2013年8月7日
パリ2日目。早朝から雨で、出かけるときは降りがひどかったので、タクシーでオルセー美術館まで行きました。前回来たときは、昨日のヴェルサイユ宮殿と同様、地下鉄や国鉄職員のストライキのため観られなかったところです。美術館の職員が、ストライキで出勤できないという理由でした。日本ではあまり考えられない理由ですが、フランスではけっこう当たり前みたいです。ただ、そのおかげでリノベーションを済ませた新オルセー美術館をゆっくり観ることができました。

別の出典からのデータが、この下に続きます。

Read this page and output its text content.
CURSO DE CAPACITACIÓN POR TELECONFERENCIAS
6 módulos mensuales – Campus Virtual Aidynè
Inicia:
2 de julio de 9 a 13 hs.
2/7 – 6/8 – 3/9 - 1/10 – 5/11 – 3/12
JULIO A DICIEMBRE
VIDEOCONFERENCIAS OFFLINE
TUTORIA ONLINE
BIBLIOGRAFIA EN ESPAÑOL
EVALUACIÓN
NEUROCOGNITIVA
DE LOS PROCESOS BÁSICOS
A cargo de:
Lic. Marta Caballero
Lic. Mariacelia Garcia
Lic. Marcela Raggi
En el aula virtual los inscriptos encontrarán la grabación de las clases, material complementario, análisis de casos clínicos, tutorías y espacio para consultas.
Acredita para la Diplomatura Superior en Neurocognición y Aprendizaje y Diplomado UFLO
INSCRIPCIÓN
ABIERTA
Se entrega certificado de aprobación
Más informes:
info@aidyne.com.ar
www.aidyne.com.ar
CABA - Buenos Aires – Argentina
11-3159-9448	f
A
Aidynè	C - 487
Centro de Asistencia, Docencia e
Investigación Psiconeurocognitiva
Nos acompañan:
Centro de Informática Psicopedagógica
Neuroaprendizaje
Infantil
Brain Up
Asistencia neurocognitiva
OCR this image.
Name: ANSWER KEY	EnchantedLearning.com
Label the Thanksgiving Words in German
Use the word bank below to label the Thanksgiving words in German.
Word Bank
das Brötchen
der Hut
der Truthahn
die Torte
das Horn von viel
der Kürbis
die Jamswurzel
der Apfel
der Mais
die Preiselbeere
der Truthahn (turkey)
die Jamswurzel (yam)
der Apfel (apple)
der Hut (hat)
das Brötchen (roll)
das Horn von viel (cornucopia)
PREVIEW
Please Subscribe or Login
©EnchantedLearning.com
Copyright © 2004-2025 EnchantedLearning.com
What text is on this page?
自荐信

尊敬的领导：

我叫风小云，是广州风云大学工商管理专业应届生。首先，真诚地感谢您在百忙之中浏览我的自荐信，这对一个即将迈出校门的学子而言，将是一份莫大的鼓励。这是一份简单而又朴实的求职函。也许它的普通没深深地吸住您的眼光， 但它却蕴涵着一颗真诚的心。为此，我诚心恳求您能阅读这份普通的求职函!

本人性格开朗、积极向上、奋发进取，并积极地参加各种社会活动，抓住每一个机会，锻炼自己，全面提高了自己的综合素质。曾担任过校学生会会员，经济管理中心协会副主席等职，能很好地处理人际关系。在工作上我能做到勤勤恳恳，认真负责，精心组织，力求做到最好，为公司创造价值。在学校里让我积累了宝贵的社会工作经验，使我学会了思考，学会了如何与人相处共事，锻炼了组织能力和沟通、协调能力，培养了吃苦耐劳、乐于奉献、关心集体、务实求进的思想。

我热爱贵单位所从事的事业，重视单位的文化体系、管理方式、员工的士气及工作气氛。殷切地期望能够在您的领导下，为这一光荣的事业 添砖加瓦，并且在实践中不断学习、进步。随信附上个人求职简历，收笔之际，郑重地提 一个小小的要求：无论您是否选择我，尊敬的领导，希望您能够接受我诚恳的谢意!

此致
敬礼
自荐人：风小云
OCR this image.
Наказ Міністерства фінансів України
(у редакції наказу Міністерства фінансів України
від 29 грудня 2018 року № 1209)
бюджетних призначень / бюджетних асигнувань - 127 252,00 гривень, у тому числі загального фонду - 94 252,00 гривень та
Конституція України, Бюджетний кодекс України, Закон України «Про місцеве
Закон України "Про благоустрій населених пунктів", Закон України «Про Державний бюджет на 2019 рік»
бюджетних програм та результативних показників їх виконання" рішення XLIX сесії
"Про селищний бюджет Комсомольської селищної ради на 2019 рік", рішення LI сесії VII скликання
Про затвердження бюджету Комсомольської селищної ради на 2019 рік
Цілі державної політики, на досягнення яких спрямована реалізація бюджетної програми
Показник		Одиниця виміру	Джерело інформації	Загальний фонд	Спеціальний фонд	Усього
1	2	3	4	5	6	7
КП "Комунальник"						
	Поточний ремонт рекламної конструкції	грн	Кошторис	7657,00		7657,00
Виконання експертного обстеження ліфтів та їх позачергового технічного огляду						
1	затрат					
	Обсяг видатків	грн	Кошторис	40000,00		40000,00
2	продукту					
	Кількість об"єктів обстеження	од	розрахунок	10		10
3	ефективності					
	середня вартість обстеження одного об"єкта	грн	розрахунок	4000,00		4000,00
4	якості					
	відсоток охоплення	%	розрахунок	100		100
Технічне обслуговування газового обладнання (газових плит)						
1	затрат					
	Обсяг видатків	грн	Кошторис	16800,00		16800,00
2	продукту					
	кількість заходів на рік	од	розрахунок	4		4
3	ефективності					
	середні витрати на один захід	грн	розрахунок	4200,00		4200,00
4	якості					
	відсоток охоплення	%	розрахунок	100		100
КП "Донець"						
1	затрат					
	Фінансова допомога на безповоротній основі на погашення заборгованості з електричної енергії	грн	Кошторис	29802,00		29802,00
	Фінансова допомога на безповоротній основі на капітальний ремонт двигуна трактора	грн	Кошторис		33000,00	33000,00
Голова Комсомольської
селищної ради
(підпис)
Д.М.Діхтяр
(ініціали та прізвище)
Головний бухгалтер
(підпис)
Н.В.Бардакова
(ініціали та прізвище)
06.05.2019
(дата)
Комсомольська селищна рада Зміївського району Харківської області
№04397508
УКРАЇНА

10時前に着いたのですが、美術館のチケット売り場は早くも長蛇の列。私たちは「ミュージアムパス」のおかげですんなり入れました。それでも、中はもう大変な数の客。荷物チェックを受け、リュックサックをクロークに預けてスタート。5階か6階の建物のほとんどが吹き抜けというあまりのスケールの大きさに最初から驚きの連続です。
それも当然で、もとの建物は1900年に開催された万国博覧会に合わせて作られた鉄道駅舎兼ホテルなのです。かまぼこ状の大屋根の地下に10以上のホームを備えていましたが、狭かったため、一時は取り壊しの話もあったとのこと。しかし、政府が保存活用のプランを検討、19世紀の美術作品を展示する美術館として生まれ変わることになり、1986年、オルセー美術館としてオープンしたというわけです。
しかし、それにしても、いきなりミレーの「晩鐘」に「落穂拾い」ですから。あとはもう、盆と正月がいっぺんにやってきた感じというか。セザンヌ、モネ、ドガ、クールベ、ゴーギャン、ロートレック、ルノアール、マネ、シスレーといった印象派の巨匠の、美術の教科書とかでさんざん観た作品が、これでもかこれでもかというぐあいに、そこらじゅう展示されているのですから。途中、イスが随所に置かれて休憩もできるのですが、その脇に彫刻が置いてあるので、ふと作品名を見ると、ロダンとかマイヨールとかで。なんだか、ありがたみが感じられず、いい意味で呆れてしまいました。
日本にいたら、それこそ一人ひとり3、4カ月の期間で国立美術館あたりで展覧会ができるような作家ばかりです。それがここまでそろってしまっているとなると、入った瞬間、これは1日、それも何時間かで観てしまってはいけない、罪悪感とはまた違うのですが、とりあえず半分くらいにしておこうということにしました。残りは「また次回!」です。
美術館を出てセーヌ川を渡るとそこはルーブル美術館。こちらは初めてパリに来たとき一度行っているので、とりあえず今回はパスします。夜はホテル近くを探し、歩いてすぐのパサージュに中で見つけたお気楽フレンチの店に。セットメニューで13~14ユーロほどでしたが、前菜と肉料理だけでほぼ満腹。デザートは残念ながらパスでした。敷地の中を抜けて「グランパレ」近くのカフェでランチ。 ここはかつて1900年のパリ万博の際に建てられた美術館だったそうです。その後はすっかり廃れてしまったものの、2005年に大幅なリノベーションがなされ、さまざまなイベント用の施設として生まれ変わったとのこと。
そのあと「グランパレ」の中を通りながら、すぐ北側にいくつかある「パサージュ」へ。いちおう屋根付きの商店街というスタイルなのですが、昔の面影はないようで、人通りはまばらです。そのまま歩き続け、昨夜歩いた日本料理の店が集中しているあたりを抜けてホテルに戻りました。